El resultado de estos cambios no es fácil de medir e implica períodos de observación extensos. Nuevamente, ausencia de evidencia no es evidencia de ausencia. El principio de precaución que propone Haidt es elocuente y razonable, pero que se convierta en el motor de una ola regulatoria desordenada y de un prohibicionismo irreflexivo puede ser a la postre un fracaso planeado. Si buscamos una solución colectiva para este dilema social, avances como el anuncio de Uncoli tiene que ser sobre todo un llamado de atención para las familias.

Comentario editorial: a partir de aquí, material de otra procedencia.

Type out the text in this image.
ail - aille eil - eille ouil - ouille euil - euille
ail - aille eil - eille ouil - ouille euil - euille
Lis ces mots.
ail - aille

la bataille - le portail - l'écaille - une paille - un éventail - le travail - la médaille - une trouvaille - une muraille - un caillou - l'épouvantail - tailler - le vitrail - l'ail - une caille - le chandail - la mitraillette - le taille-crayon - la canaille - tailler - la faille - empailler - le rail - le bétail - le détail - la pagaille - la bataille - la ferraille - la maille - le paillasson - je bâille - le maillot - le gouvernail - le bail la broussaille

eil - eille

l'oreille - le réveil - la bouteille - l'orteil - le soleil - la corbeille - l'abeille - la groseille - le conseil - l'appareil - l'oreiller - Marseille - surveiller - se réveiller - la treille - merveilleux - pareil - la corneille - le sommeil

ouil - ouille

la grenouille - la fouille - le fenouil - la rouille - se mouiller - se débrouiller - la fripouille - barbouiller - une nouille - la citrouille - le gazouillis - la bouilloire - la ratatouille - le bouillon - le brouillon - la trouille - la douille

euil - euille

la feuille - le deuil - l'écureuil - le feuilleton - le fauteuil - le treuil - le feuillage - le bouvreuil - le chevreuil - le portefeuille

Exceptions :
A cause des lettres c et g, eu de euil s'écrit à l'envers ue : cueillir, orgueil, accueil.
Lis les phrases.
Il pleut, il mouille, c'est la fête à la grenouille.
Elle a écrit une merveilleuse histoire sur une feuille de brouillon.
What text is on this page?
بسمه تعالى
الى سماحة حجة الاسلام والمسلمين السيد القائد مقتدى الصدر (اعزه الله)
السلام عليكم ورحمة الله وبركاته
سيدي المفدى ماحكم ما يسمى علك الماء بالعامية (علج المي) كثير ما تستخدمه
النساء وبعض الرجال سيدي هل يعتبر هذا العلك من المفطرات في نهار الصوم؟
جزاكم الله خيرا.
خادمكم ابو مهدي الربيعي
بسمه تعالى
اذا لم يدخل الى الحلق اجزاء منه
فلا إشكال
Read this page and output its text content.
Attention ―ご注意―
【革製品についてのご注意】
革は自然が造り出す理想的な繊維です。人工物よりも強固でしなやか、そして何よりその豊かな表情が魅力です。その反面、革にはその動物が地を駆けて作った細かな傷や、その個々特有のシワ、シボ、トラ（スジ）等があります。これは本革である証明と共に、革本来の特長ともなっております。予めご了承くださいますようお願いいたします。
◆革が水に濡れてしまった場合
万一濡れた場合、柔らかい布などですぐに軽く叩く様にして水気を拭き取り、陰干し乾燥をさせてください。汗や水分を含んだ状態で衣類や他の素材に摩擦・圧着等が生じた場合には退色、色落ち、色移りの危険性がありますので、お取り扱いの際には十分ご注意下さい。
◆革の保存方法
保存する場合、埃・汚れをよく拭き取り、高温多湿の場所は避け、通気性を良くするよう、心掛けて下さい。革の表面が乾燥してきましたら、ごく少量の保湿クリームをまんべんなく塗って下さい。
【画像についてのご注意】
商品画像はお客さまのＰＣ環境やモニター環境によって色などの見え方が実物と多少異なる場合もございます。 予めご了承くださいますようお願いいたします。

Hace un par de semanas, TikTok* e ICMEC presentaron en Bogotá una guía para madres, padres y tutores con el propósito de que se conozcan las funciones y herramientas que tiene la plataforma para que los niños, niñas y adolescentes tengan una experiencia segura en la plataforma. Los mensajes directos restringidos, la sincronización familiar, los límites de tiempo y los controles de privacidad, entre otros, permiten un uso más acotado y responsable. Pero implica que los papitos y mamitas entiendan en qué espacios digitales están sus hijos si deciden que así sea. No se trata de pasarles la tableta durante el almuerzo para quejarse después porque parecen zombis.

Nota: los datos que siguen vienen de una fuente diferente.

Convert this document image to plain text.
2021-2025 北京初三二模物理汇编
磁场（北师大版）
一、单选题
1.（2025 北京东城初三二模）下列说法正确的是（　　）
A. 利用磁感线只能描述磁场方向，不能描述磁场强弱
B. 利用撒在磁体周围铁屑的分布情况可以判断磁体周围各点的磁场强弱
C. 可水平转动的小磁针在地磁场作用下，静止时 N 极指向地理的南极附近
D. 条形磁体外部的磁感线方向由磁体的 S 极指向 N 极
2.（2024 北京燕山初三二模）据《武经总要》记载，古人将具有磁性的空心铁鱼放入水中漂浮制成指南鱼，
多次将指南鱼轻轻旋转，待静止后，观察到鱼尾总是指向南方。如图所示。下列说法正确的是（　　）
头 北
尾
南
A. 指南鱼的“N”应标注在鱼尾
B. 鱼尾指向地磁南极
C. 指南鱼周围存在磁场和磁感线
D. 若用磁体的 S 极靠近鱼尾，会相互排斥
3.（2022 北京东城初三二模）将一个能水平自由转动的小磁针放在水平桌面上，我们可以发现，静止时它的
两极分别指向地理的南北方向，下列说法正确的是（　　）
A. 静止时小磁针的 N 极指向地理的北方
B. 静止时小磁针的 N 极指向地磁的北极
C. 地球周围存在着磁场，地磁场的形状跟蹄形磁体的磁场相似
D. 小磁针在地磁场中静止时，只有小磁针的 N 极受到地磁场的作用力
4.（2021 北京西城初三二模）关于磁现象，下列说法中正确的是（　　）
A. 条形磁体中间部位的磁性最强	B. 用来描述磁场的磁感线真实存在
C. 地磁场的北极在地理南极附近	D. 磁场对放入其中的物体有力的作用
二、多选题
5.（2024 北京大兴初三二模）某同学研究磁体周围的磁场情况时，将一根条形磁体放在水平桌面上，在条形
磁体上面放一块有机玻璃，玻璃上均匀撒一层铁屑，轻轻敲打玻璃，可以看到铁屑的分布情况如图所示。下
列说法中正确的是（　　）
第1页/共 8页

Estos avances autorregulatorios de las plataformas no las excusa de un debate regulatorio del que son protagonistas y que finalmente empezamos a transitar. La inminencia de las medidas, de hecho, ha puesto presión para que algunos de estos cambios se den. El punto es asumir el rol de ciudadanos digitales y no el de rehenes de la economía de la atención. Que unas mamás en Estados Unidos, por ejemplo, hayan decidido monetizar a sus hijas menores de edad hasta convertirlas en carnadas de pedófilos en Instagram, desborda las ambiciones de Mark Zuckerberg.
A pesar de que lo pedí religiosamente durante varios cumpleaños, jamás tuve Nintendo, Sega o Nichiman. Mi papá se transó siempre por un computador de escritorio, confiado en que sería una herramienta de educación. Y sí que lo fue. Ataviado con semejante juguete, más poderoso que las cafeteras de la profesora Patricia, conquisté el planeta del DOS y Windows y accedí al mercado negro de los juegos en disquete. Prince of Persia, Maniac Mansion, SimCity, Terminator, Fifa y Larry.
Instalaba parches y extensiones, cambiaba directorios, buscaba grutas para correr los esquivos archivos de ejecución. Todo a punta de referencias habladas y notas en cuadernos. Accedí al naciente universo digital, pero también a los virus despiadados que borraban el disco duro en un pestañeo. Para mi familia, que usaba el computador estrictamente por necesidad, siempre fue un misterio que la máquina se enfermara tanto. Encogido de hombros, yo decía: “Es que esa tecnología no se la han terminado de inventar”.
* Hago parte del consejo asesor en seguridad y confianza de TikTok en América Latina, un órgano consultor de la sociedad civil.